LONDON -- Shares in Rexam (REX) fell over 5% in early trade this morning after revealing a number of important changes in its half-year results.

The beverage-can maker issued a minor profit warning following "disappointing" volumes in South America and Western Europe over the last two months. North America continues to perform well, however. 

Today's news confirms previous indications that beverage-can volume growth began the year more slowly than planned.
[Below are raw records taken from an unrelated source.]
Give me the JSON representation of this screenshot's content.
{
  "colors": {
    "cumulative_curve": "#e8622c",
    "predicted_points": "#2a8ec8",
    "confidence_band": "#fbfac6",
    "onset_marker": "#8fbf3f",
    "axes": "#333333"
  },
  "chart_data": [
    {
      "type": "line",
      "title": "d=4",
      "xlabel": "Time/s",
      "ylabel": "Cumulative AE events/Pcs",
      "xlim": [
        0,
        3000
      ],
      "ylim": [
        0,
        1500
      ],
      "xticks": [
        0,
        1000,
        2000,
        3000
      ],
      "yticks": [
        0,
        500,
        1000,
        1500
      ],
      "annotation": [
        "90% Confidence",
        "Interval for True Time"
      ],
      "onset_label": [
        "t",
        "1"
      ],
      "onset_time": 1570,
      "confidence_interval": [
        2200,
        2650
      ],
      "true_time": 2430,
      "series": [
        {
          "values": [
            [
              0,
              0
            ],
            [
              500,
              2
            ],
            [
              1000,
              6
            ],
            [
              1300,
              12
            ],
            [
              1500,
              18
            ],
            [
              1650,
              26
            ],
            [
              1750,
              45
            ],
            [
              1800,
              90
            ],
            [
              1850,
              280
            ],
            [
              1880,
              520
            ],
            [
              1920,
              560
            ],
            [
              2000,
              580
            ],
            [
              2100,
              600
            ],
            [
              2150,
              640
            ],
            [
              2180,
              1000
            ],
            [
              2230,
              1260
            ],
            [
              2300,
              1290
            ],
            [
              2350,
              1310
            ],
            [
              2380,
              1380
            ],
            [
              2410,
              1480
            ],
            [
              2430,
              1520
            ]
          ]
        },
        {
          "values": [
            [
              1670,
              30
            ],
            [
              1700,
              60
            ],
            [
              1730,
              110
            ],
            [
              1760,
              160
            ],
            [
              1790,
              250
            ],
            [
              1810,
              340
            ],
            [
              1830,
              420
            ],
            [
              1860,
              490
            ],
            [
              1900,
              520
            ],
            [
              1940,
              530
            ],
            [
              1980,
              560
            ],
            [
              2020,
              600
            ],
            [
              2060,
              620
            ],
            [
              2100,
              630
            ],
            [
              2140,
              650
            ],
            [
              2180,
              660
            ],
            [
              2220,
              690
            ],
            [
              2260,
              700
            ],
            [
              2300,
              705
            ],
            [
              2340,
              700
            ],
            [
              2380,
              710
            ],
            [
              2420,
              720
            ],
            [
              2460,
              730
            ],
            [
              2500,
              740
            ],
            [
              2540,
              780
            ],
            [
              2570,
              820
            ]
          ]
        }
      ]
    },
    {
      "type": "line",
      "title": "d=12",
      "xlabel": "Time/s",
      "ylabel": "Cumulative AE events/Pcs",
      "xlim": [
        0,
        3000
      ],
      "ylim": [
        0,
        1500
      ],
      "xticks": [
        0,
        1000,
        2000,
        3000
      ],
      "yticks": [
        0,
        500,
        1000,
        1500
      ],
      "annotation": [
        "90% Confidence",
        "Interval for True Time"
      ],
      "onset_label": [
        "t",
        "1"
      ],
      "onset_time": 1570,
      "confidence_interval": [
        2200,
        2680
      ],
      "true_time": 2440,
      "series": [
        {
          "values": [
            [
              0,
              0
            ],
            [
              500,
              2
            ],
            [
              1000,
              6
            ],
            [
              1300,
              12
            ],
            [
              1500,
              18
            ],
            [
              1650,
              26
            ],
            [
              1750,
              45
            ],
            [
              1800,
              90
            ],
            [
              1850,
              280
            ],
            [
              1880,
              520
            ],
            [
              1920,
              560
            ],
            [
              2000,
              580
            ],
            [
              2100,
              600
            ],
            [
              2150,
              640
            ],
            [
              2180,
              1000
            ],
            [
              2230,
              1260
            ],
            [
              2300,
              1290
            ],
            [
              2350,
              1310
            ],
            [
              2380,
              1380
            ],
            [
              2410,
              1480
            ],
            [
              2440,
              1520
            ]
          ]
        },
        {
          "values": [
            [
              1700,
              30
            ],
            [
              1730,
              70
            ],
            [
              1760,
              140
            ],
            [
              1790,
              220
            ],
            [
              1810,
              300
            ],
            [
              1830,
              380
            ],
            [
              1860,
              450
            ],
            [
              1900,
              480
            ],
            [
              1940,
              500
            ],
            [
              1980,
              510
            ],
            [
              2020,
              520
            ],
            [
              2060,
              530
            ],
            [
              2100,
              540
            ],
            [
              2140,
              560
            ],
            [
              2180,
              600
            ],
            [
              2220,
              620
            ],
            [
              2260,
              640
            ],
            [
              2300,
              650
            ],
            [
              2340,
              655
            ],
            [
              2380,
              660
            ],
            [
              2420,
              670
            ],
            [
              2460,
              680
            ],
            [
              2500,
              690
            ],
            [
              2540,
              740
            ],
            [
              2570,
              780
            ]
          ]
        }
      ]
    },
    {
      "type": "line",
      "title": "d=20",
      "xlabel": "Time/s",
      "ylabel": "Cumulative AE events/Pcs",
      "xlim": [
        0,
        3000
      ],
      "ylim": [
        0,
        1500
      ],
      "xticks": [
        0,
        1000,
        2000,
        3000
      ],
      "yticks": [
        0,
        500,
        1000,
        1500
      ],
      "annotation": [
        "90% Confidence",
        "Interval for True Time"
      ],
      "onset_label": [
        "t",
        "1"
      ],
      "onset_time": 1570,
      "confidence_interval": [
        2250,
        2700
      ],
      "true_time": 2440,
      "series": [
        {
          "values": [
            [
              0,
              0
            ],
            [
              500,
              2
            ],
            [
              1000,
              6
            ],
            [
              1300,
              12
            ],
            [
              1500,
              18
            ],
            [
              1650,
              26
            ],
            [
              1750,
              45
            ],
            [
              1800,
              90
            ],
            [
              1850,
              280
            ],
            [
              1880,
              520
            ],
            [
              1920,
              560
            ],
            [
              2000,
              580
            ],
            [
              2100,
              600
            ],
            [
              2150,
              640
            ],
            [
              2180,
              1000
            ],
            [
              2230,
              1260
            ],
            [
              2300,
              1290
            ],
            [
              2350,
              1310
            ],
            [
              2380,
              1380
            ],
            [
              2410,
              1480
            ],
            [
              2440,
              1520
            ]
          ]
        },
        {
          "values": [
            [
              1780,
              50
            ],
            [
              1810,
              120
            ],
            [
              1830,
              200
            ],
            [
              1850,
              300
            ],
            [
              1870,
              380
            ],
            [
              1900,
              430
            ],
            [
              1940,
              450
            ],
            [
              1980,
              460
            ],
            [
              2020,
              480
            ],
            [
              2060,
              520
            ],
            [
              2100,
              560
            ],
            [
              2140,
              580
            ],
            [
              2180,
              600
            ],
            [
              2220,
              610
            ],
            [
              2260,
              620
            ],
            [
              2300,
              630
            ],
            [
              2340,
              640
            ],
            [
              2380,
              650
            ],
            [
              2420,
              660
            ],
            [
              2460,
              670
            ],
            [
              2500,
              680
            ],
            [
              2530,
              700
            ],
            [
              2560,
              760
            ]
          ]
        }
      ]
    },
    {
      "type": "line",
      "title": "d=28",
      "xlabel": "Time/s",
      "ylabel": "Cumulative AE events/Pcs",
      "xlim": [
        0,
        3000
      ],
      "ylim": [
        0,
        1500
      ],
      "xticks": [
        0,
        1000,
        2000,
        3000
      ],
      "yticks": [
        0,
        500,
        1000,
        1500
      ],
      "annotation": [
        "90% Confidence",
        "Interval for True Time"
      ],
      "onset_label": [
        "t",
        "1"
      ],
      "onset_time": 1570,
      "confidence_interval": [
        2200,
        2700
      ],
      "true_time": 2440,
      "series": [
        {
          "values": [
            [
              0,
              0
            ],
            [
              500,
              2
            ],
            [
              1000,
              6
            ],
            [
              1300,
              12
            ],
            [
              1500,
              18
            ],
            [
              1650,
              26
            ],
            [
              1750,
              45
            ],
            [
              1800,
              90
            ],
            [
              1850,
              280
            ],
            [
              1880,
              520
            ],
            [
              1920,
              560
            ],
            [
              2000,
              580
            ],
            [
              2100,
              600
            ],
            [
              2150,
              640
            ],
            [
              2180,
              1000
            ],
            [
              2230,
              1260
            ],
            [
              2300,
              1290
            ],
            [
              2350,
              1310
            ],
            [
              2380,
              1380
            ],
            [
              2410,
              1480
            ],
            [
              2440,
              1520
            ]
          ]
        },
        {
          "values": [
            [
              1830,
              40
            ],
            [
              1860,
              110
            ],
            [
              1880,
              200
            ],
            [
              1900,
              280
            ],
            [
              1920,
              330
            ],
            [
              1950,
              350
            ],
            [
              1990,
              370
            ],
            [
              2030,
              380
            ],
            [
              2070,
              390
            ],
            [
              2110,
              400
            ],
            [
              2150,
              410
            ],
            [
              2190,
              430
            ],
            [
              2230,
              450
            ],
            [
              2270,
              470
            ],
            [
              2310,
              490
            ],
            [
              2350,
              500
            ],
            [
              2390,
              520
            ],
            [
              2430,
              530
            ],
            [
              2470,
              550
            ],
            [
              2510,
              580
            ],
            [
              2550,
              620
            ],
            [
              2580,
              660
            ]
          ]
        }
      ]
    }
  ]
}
As a result, full-year performance is expected to be "modestly" lower than previously anticipated. 

Chief executive Graham Chipchase commented: 

It has been a challenging first half, but we have taken assertive action on costs to mitigate the impact on our performance and maintain our capital discipline. Although we are still in the midst of our seasonally important summer period, we are managing the business proactively to overcome these challenges, and we continue to expect full year performance to show improvement over 2012, even if progress is likely to be less than previously anticipated. 

The multi-faceted company has also decided to focus on producing beverage cans and, as such, has initiated the process to sell its health care division. Management claims that this will help to maximize shareholder value, with Chipchase stating: "Following the proposed sale of Healthcare, Rexam will be a focused beverage cans business with a strong balance sheet and a clear strategy to maximize long term shareholder value."

The company has seen steady growth in recent years, climbing as high as 546 pence in 2013. Rexam did also state that the summer season traditionally influences its results, and although today's news further depresses a share price that has been sinking since April's initial warning, at around 445 pence today the company could present a buying opportunity.